En el lado luminoso de esas calles, sobresale Holland ‘Dutch’ Wagenbach (Jay Karnes). El detective es un ejemplo casi perfecto de cómo debe evolucionar un personaje a lo largo de las temporadas de una serie. De pardillo hazmerreír a inteligente sabueso que sabe olfatear, rastrear y capturar a un imberbe psicópata (“Genocide” 7.4). Pero no es nadie sin el consuelo y la comprensión de su capitana. El declive físico, emocional y profesional de Claudette Wyms, interpretada por una magistral CCH Pounder, es la imagen de la impotencia ante los desmanes de Vic Mackey. Siempre va una jugada por detrás, aunque moralmente gana todas las partidas. Es inevitable no sentir compasión por una gran profesional que saca fuerzas del vacío tras darse cuenta de que no hay remedio para su enfermedad. Sus cambios de humor, su agresividad con los compañeros que le quieren y le respetan son la energía robada por las bestias del Strike Team. Sin embargo, Wyms y Wagenbach quieren ser actores protagonistas en la caída de la manada de Vic Mackey, pero no dejan de ser extras en su implosión final.

¿Y el lado oscuro? ¿El reverso tenebroso? Eso es territorio del Strike Team. Una manada que elimina las normas para mantener las calles a raya, un equipo que no permite que se toque a los suyos, un escuadrón de asesinos con placa. Pero el grupo ha quedado menguado a dos integrantes: Ronnie Gardocki (David Rees Snell) y Mackey. Shane Vendrell (Walton Goggins) ya no es uno di noi, es un verso suelto, un riesgo para la vida de todos los que se le acercan y conviven con él. Pésimo estratega, improvisador nato, sus malas decisiones le llevan a una guerra a vida o muerte con sus dos amigos (“Parricide” 7.8). Si en la ‘finale’ de la quinta temporada ejecutaba a su ‘hermano’ Lem, ahora carga contra Mackey y Gardocki mientras intenta salir de una maraña en la que las mafias armenia y mexicana están sedientas de poder y venganza. En esta tormenta perfecta, a Vendrell no le queda más remedio que iniciar una huida hacia adelante con su mujer embarazada y su hijo pequeño. ¡Por Dios, qué angustia! Es una agonía lenta, progresiva y destructiva, con muchas aristas, quizá la mejor narrada en la historia de la ficción televisiva. Por un lado, parece que es inevitable que el peso de la Justicia caiga sobre él y sus antiguos compañeros. Por otro, los restos del Strike Team amenazan con desmembrar su vida y la de su familia. Cada paso de Vendrell es más y más barro hasta que el cieno no le deja avanzar. Es en ese momento cuando toma la decisión más impactante y dolorosa. Un dulce adiós para lo que más quiere y un violento ‘hasta nunca’ para sí mismo. El clímax emocional de The Shield duele. Rompe.

Pero hay otro clímax en The Shield. Está reservado a la definición en mayúsculas del antihéroe. Un tipo que defiende un bien superior travestido con cuestionables métodos y una moralidad pasada de fecha. Pura patraña. Un hijo de puta con el que el espectador empatiza. Un funambulista de los valores. Vic Mackey ha pasado de ser el padre protector de una jauría de policías desbocados a ser el padrastro maltratador y verdugo de todos los que le rodean.
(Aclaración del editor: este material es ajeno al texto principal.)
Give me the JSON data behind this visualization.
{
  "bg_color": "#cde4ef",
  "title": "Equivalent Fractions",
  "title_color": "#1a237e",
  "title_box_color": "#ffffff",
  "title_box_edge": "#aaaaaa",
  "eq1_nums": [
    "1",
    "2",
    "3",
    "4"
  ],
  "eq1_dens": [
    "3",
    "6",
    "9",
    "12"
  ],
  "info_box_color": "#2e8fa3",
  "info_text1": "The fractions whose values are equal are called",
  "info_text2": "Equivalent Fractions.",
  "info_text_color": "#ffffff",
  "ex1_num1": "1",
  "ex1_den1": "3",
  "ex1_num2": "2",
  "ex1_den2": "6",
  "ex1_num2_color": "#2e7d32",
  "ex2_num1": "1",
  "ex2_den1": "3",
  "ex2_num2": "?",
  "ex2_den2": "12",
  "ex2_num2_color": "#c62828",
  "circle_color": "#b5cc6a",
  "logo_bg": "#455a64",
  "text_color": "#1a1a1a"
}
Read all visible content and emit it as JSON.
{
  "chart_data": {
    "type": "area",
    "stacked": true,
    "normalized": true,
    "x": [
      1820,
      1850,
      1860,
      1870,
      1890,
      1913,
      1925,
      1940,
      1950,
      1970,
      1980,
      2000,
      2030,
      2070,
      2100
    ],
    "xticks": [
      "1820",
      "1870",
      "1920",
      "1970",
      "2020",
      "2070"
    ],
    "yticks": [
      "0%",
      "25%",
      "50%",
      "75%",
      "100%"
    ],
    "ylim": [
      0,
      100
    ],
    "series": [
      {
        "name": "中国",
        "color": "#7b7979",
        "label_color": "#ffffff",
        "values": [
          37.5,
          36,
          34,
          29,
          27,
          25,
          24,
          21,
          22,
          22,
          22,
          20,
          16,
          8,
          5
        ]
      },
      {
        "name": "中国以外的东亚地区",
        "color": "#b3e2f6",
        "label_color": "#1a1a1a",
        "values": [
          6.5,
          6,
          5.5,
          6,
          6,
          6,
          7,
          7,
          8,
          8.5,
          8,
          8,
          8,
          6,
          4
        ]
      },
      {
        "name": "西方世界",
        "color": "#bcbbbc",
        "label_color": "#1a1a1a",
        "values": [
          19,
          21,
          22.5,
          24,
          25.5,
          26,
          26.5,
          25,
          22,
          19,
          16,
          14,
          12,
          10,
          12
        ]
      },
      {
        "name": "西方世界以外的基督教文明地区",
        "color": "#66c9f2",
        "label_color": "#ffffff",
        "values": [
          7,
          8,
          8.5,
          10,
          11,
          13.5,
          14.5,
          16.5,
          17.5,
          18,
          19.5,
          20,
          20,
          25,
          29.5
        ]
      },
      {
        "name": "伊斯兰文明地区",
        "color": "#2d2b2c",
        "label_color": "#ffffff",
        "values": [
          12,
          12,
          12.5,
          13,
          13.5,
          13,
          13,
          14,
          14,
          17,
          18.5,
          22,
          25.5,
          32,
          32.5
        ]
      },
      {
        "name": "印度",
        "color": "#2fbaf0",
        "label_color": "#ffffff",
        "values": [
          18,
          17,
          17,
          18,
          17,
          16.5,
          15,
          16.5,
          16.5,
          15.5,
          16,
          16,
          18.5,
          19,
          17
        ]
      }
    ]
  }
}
En “Family Meeting” (7.13) traiciona todos sus códigos para conseguir la inmunidad por sus crímenes. No hay atisbo de arrepentimiento, solo es pura supervivencia. Por el camino va dejando un reguero de daños colaterales (Vendrell y su familia, Gardocki, su exmujer, sus hijos…). Pero hay justicia poética. Mackey está completamente solo en un desenlace que es como un bofetón en la cara. Nadie le quiere, con nadie puede estar. Ha salvado la cárcel, pero ahora está preso en una oficina. Lejos de una familia que ha renegado de él, cerca del abismo de la intrascendencia. Mackey es un búfalo rabioso atascado en una mesa de oficina. Ryan cartografía el castigo del antihéroe con una secuencia memorable en la que desaparecen el ruido y el ritmo frenético de la serie para dejar paso al silencio y el estupor del animal que comprende que está muerto en vida. Un desenlace que se desea y, a la vez, hace sufrir. Colosal.